What led you to pursue the online bachelor’s program at Biola?
It was always my lifetime dream to get a college degree. I wasn’t a Christian until I met my husband. Prior to that, I did get into a relationship that wasn’t that great and it was directly out of high school. ... I had my children very young. For a long time, I was a single mom trying to get through life and so I couldn’t go to college. I was working, raising three kids. I was very blessed that I had met a man who was willing to raise my children as his own. So, we got married and we built a very good life together.

How did you decide to pursue a degree in applied psychology?
A lot of things were coming up with mentoring young adult women. Things from their past were starting to come up in their life, and I didn’t know how to help them walk through it because they had suppressed it for so long. But God was starting to unravel things. So that’s where I really got interested in psychology, because I wanted to understand the background of people and how I can better help them.

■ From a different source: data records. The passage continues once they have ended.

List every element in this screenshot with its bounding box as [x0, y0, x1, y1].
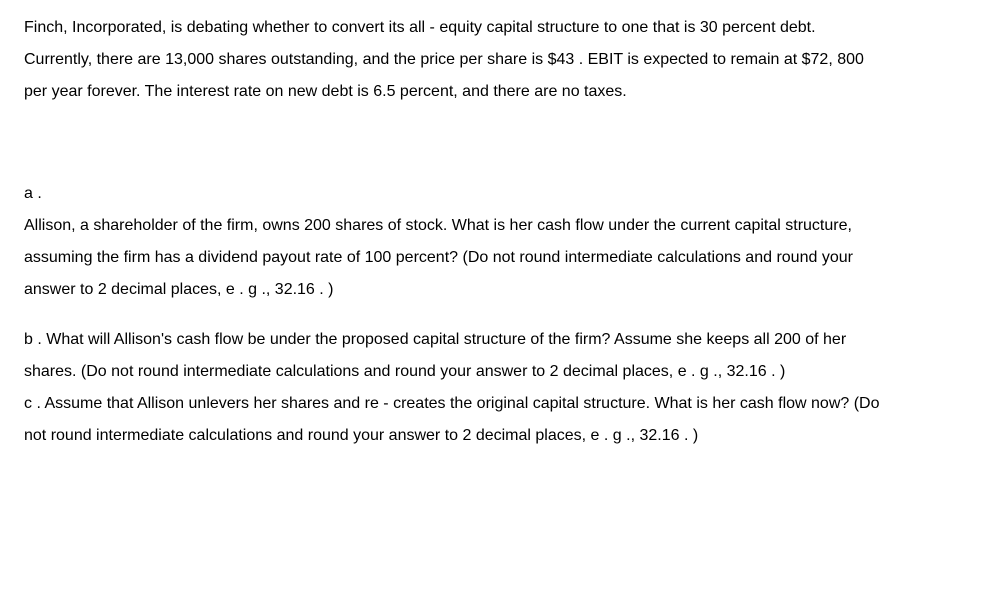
intro-paragraph: Finch, Incorporated, is debating whether… — [24, 12, 960, 108]
part-a-line-2: assuming the firm has a dividend payout … — [24, 249, 853, 266]
part-b-line-1: b . What will Allison's cash flow be und… — [24, 331, 846, 348]
part-a-line-3: answer to 2 decimal places, e . g ., 32.… — [24, 281, 334, 298]
part-a-label: a . — [24, 178, 960, 210]
part-b-line-2: shares. (Do not round intermediate calcu… — [24, 363, 785, 380]
part-b: b . What will Allison's cash flow be und… — [24, 324, 960, 388]
part-c: c . Assume that Allison unlevers her sha… — [24, 388, 960, 452]
gap-after-intro — [24, 108, 960, 178]
gap-after-a — [24, 306, 960, 324]
part-a-line-1: Allison, a shareholder of the firm, owns… — [24, 217, 852, 234]
intro-line-2: Currently, there are 13,000 shares outst… — [24, 51, 864, 68]
part-a: a . Allison, a shareholder of the firm, … — [24, 178, 960, 306]
intro-line-1: Finch, Incorporated, is debating whether… — [24, 19, 816, 36]
part-c-line-1: c . Assume that Allison unlevers her sha… — [24, 395, 880, 412]
intro-line-3: per year forever. The interest rate on n… — [24, 83, 627, 100]
part-c-line-2: not round intermediate calculations and … — [24, 427, 698, 444]
problem-container: Finch, Incorporated, is debating whether… — [24, 12, 960, 452]
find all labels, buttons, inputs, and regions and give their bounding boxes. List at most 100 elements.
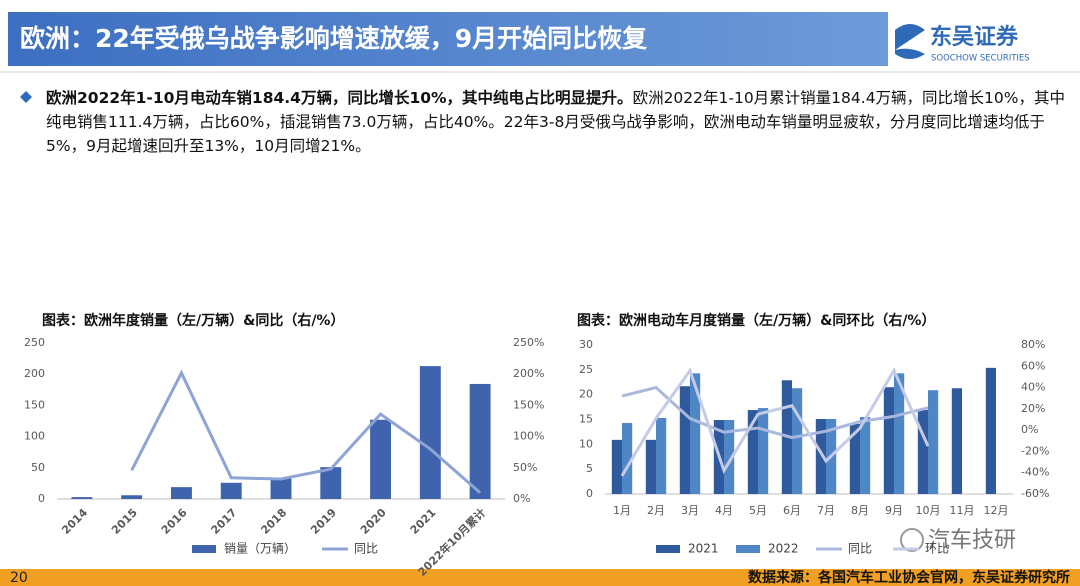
x-tick-label: 2016 — [159, 506, 190, 537]
line — [620, 367, 930, 477]
bar — [894, 373, 905, 494]
bar — [656, 418, 667, 494]
bar — [270, 478, 292, 499]
y-tick-label: 5 — [586, 462, 593, 475]
legend-label: 同比 — [354, 542, 378, 556]
x-tick-label: 2021 — [408, 506, 439, 537]
y2-tick-label: 250% — [513, 336, 544, 349]
y2-tick-label: 60% — [1021, 359, 1045, 372]
y2-tick-label: -60% — [1021, 487, 1049, 500]
x-tick-label: 2019 — [308, 506, 339, 537]
bar — [469, 383, 491, 499]
y-tick-label: 0 — [38, 492, 45, 505]
bar — [917, 410, 928, 494]
x-tick-label: 7月 — [817, 504, 835, 517]
bar — [611, 439, 622, 494]
y2-tick-label: 0% — [1021, 423, 1038, 436]
x-tick-label: 2月 — [647, 504, 665, 517]
bar — [758, 408, 769, 494]
x-tick-label: 3月 — [681, 504, 699, 517]
legend-label: 销量（万辆） — [224, 542, 296, 556]
bullet-bold: 欧洲2022年1-10月电动车销184.4万辆，同比增长10%，其中纯电占比明显… — [46, 89, 633, 107]
x-tick-label: 8月 — [851, 504, 869, 517]
legend-swatch — [736, 545, 760, 553]
x-tick-label: 6月 — [783, 504, 801, 517]
bar — [690, 373, 701, 494]
y2-tick-label: 50% — [513, 461, 537, 474]
bar — [860, 417, 871, 494]
line — [621, 385, 929, 440]
y-tick-label: 250 — [24, 336, 45, 349]
x-tick-label: 4月 — [715, 504, 733, 517]
x-tick-label: 12月 — [984, 504, 1009, 517]
bar — [622, 422, 633, 494]
logo: 东吴证券 SOOCHOW SECURITIES — [895, 24, 1030, 64]
bar — [747, 410, 758, 494]
line — [130, 369, 482, 494]
x-tick-label: 2017 — [209, 506, 240, 537]
y2-tick-label: -20% — [1021, 444, 1049, 457]
y2-tick-label: 200% — [513, 367, 544, 380]
bar — [849, 423, 860, 494]
legend-label: 环比 — [925, 542, 949, 556]
bar — [928, 390, 939, 494]
x-tick-label: 2015 — [109, 506, 140, 537]
bar — [679, 386, 690, 494]
bar — [724, 419, 735, 494]
y2-tick-label: 150% — [513, 398, 544, 411]
y-tick-label: 25 — [579, 363, 593, 376]
bar — [985, 367, 996, 494]
y-tick-label: 15 — [579, 413, 593, 426]
x-tick-label: 10月 — [916, 504, 941, 517]
chart-title: 图表：欧洲年度销量（左/万辆）&同比（右/%） — [42, 312, 344, 329]
bullet-normal: 欧洲2022年1-10月累计销量184.4万辆，同比增长10%，其中纯电销售11… — [46, 89, 1066, 155]
bar — [883, 387, 894, 494]
bar — [645, 439, 656, 494]
y-tick-label: 200 — [24, 367, 45, 380]
bar — [792, 388, 803, 494]
y-tick-label: 20 — [579, 388, 593, 401]
header-bar — [8, 12, 888, 66]
legend-swatch — [192, 545, 216, 553]
chart-title: 图表：欧洲电动车月度销量（左/万辆）&同环比（右/%） — [577, 312, 935, 329]
y2-tick-label: 80% — [1021, 338, 1045, 351]
x-tick-label: 2014 — [59, 506, 90, 537]
legend-label: 2021 — [688, 542, 719, 556]
y-tick-label: 50 — [31, 461, 45, 474]
y-tick-label: 0 — [586, 487, 593, 500]
bar — [121, 495, 143, 499]
bar — [951, 388, 962, 494]
source: 数据来源：各国汽车工业协会官网，东吴证券研究所 — [748, 569, 1070, 586]
legend-swatch — [656, 545, 680, 553]
header-title: 欧洲：22年受俄乌战争影响增速放缓，9月开始同比恢复 — [20, 24, 648, 53]
x-tick-label: 9月 — [885, 504, 903, 517]
logo-cn: 东吴证券 — [930, 24, 1019, 50]
bar — [370, 419, 392, 499]
y-tick-label: 10 — [579, 437, 593, 450]
x-tick-label: 5月 — [749, 504, 767, 517]
bar — [419, 366, 441, 499]
watermark: 汽车技研 — [900, 528, 1016, 553]
watermark-icon — [900, 528, 924, 552]
chart: 图表：欧洲年度销量（左/万辆）&同比（右/%） 0 50 100 150 200 250 0%… — [24, 312, 544, 579]
x-tick-label: 11月 — [950, 504, 975, 517]
page-number: 20 — [10, 570, 28, 586]
legend-label: 2022 — [768, 542, 799, 556]
y-tick-label: 100 — [24, 430, 45, 443]
bar — [320, 467, 342, 499]
x-tick-label: 2018 — [258, 506, 289, 537]
x-tick-label: 2020 — [358, 506, 389, 537]
chart: 图表：欧洲电动车月度销量（左/万辆）&同环比（右/%） 0 5 10 15 20 25 30 -… — [577, 312, 1049, 556]
logo-en: SOOCHOW SECURITIES — [931, 54, 1030, 64]
y-tick-label: 30 — [579, 338, 593, 351]
bullet-text: 欧洲2022年1-10月电动车销184.4万辆，同比增长10%，其中纯电占比明显… — [46, 86, 1066, 158]
bullet-icon — [20, 91, 32, 103]
y2-tick-label: -40% — [1021, 466, 1049, 479]
y2-tick-label: 20% — [1021, 402, 1045, 415]
y2-tick-label: 0% — [513, 492, 530, 505]
bar — [815, 419, 826, 494]
bar — [220, 482, 242, 499]
y-tick-label: 150 — [24, 398, 45, 411]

How did you feel about going back to school?
I was very stressed out in the beginning because I haven’t been in school for so long, so I was definitely afraid of that discussion board. One of the younger girls I disciple — well, there were several of them — they were laughing because they were like, “Auntie, 200 words? That’s only two paragraphs!”

What are your thoughts and feelings now, having graduated from the program?
To be a lifelong learner, you really have to be disciplined. Being in school for these last two years has definitely taught me how to be a lifelong learner, so it’s been a great journey for me. I look forward to doing graduate school. ... I really want to pursue being a counselor, being a marriage and family therapist.

What are some words of wisdom you would want to share with others like yourself who may be thinking about going back to school?
We never stop doing God’s work, and so no matter how old you get a degree, God will always use it for his glory. And I clung onto that a lot during my time, because you’re in school with a lot of young people. ... I should be thinking about retirement but God’s work never stops, no matter what age we are. God wants us to pour into the next generation, and if God opens those doors to pour into the next generation, then we have to be well equipped for it.